If you have read any of my posts, you will know enough about me to understand my level of market and financial knowledge is not at a professional level. That’s why I’m so curious and hope others are willing to share a little.
Are you also one of the millions wondering why the stock market fell over three days of trading? I’ve read many explanations of why, but I also really want to know how.
Investors are fleeing the market due to lack of confidence in the market: Really? Suddenly all those investors just decided to do this at the same time? The rating downgrade by S&P scared the investors: The decline started before the rating announcement.
The major thing I know from the news reports is that the value of the market fell approximately three trillion dollars in three days. That’s $3,000,000,000.00 missing. Where did it go?
If you look at the individual stock prices, most seem to have lost 5% to 10%. Now, it is difficult to believe that all investors sold their stock for what they paid for it – and simply put the cash into other accounts. If that were so, individual stocks would not have fallen, would they?

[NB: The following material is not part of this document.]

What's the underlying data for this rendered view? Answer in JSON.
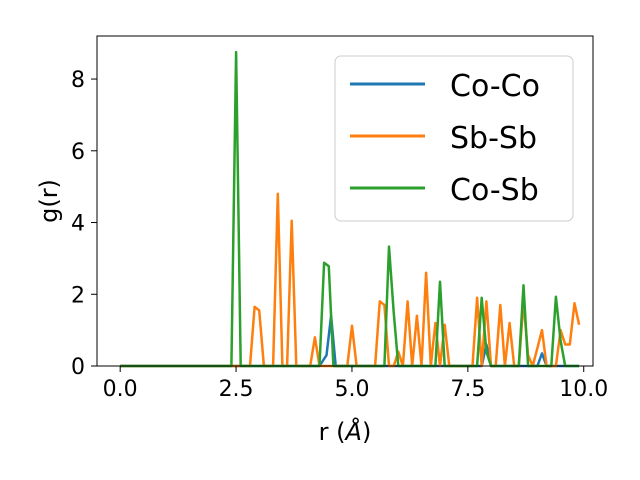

The value of a lot of retirement accounts (401k’s and IRA’s fell) even though they were not cashed in. If a person was in the process of taking distributions on those accounts, they lost money.
Primary fact – basically a stock transaction in the market requires a buyer and a seller. The difference between the purchase price and the selling is in that $3T. Who uses short-selling, and what was the amount of profit taken from the market for those transactions? Who has a list of the top 200 profit-takers, and how much did each gain?
That’s not all my questions – but enough for now.